At
least half the people living with HIV have serum markers of previous hepatitis B virus (HBV) infection [56]. Occult hepatitis B, in which there is viral replication in JQ1 cell line the absence of surface antigen, is well documented in HIV-positive patients [57,58]. Reactivation of HBV and a rise in HBV DNA can occur at low CD4 cell counts, and has been documented in both HIV-positive and HIV-negative patients receiving immunosuppressive chemotherapy [59–66]. In one study of HBV surface antigen, of the HIV-positive patients treated with chemotherapy for lymphoma who did not receive antiviral prophylaxis, 32% experienced HBV reactivation of whom 41% progressed to fatal fulminant hepatitis [67]. The risk of HBV reactivation appears to be particularly high in patients treated with rituximab containing chemotherapy regimens [68]. Vemurafenib purchase The use of prophylactic lamivudine in people at risk of HBV reactivation who were treated for lymphoma with chemotherapy reduces the incidence of HBV reactivation, severe hepatitis and the disruptions to chemotherapy compared to historical controls [69]. A meta-analysis of 14 studies involving a total of 275 at-risk patients receiving chemotherapy who were treated with prophylactic lamivudine showed that it reduced the risk of HBV reactivation
and HBV-related hepatitis by 80–100% [70]. Patients with antibodies against hepatitis B core antigen (HBcAb) should be treated with prophylactic antivirals in line with BHIVA hepatitis guidelines (level of evidence 1B) [71] and this should be continued for at least 6 months after completion of anticancer therapy [72]. People living with HIV and malignancies should receive immunizations in line with the BHIVA immunization guidelines [55] and those who have had a splenectomy should receive vaccinations and antibiotic prophylaxis in line with national asplenism
guidelines [73]. We recommend that all patients with AIDS-defining malignancies should start HAART (level of evidence 1B).
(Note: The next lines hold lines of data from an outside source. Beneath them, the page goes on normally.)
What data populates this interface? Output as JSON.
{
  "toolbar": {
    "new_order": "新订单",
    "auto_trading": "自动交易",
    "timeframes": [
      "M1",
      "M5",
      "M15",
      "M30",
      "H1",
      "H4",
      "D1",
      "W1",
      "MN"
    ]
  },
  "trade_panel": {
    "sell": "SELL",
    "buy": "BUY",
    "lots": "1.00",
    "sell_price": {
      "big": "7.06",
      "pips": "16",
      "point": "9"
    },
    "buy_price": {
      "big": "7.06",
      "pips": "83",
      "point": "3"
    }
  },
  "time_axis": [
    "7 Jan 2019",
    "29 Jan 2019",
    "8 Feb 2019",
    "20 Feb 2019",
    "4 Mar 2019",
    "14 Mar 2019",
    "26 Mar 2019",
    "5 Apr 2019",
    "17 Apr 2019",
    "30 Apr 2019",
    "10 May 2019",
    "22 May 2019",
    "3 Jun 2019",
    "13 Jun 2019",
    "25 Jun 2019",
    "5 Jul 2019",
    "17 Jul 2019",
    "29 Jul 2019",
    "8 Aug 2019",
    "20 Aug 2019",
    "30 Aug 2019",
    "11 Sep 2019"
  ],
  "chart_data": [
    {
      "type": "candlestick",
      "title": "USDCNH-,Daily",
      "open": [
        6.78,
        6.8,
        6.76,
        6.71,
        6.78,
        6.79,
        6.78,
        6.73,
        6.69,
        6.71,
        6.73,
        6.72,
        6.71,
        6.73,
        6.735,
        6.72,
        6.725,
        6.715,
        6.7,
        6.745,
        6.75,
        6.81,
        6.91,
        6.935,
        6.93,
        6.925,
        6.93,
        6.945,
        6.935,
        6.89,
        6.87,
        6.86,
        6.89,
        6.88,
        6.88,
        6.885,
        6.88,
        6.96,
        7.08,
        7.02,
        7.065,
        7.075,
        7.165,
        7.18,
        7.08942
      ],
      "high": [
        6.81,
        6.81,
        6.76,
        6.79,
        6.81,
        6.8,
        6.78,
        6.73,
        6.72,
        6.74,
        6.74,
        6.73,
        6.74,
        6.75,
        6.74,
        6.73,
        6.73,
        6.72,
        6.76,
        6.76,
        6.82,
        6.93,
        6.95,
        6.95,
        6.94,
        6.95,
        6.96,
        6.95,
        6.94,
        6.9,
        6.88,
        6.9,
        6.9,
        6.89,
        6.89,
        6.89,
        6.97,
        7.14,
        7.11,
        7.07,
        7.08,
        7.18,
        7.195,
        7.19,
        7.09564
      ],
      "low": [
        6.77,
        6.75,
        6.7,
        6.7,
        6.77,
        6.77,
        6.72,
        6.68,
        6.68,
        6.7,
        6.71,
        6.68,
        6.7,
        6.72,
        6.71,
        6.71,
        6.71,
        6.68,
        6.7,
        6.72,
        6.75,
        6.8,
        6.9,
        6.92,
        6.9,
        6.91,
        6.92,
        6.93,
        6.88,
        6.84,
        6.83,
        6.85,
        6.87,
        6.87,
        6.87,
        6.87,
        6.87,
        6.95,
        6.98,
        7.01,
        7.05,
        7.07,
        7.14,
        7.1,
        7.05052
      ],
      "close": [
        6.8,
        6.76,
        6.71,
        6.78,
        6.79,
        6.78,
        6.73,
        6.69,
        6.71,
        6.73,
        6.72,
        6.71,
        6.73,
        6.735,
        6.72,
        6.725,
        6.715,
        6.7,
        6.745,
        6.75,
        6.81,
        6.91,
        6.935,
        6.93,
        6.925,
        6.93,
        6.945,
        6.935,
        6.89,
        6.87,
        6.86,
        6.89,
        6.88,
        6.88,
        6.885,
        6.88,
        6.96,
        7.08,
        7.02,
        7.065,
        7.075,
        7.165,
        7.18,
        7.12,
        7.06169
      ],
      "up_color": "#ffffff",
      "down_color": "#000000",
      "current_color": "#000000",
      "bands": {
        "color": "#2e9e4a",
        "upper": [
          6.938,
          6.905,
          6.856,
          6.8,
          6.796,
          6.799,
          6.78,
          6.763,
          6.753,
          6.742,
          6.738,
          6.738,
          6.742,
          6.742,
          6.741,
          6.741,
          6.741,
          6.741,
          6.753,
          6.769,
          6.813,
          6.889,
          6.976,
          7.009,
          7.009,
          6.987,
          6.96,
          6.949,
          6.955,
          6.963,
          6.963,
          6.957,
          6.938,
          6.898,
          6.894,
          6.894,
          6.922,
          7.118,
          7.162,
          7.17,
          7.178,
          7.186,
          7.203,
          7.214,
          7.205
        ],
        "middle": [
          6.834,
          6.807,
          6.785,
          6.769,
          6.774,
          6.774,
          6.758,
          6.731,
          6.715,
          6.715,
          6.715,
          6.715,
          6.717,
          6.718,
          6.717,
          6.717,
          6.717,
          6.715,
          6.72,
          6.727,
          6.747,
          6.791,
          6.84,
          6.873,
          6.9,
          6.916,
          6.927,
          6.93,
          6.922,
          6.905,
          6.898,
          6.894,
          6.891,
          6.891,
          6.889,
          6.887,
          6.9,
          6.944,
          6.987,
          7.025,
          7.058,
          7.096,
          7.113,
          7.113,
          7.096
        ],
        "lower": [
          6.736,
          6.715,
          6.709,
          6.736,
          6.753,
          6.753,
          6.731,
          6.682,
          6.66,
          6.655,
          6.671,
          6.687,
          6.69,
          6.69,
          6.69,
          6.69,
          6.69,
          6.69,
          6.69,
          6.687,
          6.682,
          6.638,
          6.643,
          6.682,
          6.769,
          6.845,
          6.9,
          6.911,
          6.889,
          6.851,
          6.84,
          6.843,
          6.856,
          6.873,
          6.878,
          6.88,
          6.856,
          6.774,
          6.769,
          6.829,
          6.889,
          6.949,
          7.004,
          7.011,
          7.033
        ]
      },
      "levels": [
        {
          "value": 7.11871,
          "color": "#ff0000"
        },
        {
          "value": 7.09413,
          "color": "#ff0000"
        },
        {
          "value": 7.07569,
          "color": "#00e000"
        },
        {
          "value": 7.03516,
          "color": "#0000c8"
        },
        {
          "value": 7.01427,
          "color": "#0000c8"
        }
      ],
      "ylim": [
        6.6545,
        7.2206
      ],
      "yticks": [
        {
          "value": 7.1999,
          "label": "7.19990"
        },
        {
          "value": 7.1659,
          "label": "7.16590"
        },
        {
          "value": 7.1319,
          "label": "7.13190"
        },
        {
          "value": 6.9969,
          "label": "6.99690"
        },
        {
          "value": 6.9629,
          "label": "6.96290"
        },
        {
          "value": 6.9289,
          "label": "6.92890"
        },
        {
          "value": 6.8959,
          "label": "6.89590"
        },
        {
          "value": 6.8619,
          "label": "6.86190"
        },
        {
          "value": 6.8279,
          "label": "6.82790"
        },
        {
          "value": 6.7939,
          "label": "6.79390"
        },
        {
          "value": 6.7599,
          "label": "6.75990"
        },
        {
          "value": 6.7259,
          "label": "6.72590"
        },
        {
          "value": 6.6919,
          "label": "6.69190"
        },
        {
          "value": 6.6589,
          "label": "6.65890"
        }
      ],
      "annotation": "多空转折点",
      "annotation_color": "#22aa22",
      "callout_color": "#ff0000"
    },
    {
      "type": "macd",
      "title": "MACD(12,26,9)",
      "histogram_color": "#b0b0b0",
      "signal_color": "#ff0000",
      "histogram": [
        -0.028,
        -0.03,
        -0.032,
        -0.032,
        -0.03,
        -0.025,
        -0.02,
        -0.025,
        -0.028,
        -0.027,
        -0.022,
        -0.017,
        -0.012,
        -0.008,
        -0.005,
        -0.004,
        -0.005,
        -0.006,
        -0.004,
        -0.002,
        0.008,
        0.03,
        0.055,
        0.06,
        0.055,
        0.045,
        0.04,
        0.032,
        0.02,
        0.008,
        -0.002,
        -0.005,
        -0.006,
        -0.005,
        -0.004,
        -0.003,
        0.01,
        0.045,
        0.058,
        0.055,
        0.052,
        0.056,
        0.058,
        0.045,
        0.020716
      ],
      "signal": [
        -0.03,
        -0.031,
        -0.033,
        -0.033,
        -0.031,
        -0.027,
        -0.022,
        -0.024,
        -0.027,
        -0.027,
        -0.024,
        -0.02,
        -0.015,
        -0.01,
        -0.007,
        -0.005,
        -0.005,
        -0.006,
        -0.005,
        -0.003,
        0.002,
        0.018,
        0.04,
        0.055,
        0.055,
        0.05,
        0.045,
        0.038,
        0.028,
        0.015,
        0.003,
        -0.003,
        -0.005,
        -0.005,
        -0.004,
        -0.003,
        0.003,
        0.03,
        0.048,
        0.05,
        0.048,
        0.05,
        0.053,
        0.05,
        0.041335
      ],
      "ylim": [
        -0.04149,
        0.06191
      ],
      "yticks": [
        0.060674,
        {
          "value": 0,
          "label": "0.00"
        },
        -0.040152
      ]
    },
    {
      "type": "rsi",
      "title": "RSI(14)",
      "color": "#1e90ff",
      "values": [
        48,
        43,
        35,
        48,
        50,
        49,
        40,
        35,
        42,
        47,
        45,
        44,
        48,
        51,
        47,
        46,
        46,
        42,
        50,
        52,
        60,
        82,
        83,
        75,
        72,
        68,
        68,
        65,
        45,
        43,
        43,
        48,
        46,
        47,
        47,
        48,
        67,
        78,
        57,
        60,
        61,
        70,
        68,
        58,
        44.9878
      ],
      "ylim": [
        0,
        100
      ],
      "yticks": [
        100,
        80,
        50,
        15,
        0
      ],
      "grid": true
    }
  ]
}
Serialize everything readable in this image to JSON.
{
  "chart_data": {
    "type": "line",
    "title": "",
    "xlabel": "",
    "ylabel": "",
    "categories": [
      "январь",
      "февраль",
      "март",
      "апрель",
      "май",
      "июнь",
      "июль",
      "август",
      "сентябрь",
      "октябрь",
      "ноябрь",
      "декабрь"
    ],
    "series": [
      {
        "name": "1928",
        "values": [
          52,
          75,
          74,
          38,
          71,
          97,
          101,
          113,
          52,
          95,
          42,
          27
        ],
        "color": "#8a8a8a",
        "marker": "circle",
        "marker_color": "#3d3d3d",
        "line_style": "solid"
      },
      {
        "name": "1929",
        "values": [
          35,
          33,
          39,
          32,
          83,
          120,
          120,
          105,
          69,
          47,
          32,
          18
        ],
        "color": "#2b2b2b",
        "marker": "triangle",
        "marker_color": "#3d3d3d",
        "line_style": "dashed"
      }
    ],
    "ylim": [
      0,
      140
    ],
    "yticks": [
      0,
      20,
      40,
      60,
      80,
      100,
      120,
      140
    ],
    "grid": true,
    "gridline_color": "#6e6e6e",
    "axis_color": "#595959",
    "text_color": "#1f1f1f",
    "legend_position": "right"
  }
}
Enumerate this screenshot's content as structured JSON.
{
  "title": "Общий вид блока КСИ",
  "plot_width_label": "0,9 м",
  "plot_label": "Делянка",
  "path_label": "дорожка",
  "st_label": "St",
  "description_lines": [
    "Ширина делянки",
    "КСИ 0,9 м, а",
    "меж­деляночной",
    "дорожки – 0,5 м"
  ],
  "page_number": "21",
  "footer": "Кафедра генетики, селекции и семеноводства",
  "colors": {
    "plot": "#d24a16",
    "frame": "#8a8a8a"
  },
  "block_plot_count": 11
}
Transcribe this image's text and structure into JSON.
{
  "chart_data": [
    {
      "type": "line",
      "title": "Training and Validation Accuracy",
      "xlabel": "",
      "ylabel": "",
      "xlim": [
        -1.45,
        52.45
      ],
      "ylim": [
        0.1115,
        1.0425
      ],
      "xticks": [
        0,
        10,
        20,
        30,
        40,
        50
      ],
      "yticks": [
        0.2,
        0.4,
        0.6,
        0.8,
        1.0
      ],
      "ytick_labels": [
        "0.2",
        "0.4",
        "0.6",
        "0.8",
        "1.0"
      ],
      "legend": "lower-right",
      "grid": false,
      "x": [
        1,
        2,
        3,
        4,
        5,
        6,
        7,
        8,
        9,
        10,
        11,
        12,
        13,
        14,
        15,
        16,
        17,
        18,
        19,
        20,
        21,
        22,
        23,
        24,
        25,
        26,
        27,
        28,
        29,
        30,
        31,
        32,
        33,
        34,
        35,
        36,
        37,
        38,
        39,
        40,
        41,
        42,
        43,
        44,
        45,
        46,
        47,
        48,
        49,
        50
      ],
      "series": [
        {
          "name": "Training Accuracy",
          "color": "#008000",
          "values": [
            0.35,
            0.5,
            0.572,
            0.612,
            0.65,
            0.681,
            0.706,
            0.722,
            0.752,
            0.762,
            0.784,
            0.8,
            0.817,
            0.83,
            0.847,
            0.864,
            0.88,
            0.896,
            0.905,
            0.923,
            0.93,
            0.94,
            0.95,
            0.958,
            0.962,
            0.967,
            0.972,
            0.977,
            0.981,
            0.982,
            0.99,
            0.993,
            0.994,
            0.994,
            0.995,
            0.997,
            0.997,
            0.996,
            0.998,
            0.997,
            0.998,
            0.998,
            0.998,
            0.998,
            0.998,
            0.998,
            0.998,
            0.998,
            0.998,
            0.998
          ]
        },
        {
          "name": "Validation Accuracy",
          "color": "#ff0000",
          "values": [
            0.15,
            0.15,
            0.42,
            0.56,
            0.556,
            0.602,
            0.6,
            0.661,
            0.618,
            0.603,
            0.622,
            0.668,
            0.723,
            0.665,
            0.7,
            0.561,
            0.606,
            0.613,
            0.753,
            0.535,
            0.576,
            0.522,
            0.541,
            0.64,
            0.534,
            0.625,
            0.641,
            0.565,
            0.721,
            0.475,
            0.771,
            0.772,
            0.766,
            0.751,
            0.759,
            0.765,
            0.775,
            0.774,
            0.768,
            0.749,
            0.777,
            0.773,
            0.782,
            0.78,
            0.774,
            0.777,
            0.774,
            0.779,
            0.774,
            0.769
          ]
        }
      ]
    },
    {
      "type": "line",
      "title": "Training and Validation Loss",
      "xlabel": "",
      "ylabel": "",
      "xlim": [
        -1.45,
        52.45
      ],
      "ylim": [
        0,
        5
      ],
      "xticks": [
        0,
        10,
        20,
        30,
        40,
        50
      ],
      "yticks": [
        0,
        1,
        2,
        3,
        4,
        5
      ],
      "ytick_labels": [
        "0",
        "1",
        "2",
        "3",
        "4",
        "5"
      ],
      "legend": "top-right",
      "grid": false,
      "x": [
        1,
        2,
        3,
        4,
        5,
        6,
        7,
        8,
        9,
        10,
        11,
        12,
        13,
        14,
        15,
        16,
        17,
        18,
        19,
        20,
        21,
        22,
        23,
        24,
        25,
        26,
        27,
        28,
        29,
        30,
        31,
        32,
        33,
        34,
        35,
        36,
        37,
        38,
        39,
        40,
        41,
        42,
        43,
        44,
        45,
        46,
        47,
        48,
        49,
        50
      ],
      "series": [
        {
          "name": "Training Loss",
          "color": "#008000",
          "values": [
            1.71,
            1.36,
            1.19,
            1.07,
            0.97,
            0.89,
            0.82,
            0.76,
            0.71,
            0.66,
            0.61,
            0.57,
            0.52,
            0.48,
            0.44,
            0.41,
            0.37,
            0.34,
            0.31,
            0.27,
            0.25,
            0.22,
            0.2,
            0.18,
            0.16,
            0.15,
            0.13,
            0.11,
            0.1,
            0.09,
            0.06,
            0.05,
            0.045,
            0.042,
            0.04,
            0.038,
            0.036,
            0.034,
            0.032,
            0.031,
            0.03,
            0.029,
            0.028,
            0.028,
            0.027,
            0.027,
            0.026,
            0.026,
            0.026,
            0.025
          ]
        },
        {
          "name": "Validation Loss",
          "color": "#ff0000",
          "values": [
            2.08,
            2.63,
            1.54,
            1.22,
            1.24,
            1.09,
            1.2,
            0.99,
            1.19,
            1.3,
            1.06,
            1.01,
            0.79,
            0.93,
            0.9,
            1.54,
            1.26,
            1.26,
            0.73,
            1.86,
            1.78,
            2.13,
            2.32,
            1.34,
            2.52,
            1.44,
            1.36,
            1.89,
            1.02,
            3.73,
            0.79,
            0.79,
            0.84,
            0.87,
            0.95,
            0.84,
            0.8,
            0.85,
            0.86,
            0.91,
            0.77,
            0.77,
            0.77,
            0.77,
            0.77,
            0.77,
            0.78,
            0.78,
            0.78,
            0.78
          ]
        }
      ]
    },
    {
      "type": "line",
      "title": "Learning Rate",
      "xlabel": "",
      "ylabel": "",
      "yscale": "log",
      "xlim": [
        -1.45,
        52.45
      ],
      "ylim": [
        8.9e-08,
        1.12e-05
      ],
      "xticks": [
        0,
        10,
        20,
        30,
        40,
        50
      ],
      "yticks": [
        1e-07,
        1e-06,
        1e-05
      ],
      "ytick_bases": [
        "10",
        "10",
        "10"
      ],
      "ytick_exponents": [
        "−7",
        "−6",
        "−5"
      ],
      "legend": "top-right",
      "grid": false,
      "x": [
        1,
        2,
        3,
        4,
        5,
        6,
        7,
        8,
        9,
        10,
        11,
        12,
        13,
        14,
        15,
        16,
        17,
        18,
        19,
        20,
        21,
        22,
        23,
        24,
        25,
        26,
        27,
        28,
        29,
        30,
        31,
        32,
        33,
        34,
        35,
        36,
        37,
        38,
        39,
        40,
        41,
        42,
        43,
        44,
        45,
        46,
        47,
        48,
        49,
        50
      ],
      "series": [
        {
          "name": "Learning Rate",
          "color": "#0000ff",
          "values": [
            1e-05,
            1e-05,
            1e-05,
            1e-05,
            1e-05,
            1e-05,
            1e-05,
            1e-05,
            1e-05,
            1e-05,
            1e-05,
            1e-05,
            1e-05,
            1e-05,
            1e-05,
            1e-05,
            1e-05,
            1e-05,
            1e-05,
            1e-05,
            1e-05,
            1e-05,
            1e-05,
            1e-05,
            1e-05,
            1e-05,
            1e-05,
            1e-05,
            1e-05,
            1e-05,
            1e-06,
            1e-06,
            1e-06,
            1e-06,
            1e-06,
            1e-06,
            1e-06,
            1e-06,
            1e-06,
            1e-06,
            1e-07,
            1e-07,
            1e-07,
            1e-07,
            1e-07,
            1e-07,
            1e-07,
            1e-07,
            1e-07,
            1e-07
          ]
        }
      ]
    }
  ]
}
We suggest that all patients with non-AIDS-defining malignancies who are due to start chemotherapy or radiotherapy should be started on HAART unless contraindicated (level of evidence 2C). We recommend that prophylaxis against Pneumocystis jirovecii pneumonia (PCP) should be started Docetaxel in vivo for those who have a CD4 cell count less than 200 cells/μL (level of evidence 1A) and should be considered at higher levels in all patients starting chemotherapy or radiotherapy (GPP). We recommend prophylaxis against MAC for individuals with a CD4 cell count less than 50 cells/μL (level of evidence 1B) and in those whose treatment puts their CD4 count at risk of falling below this level. We recommend that systemic azole antifungal prophylaxis should be used in all patients receiving chemotherapy or radiotherapy for HIV-associated malignancy (level of evidence 1D).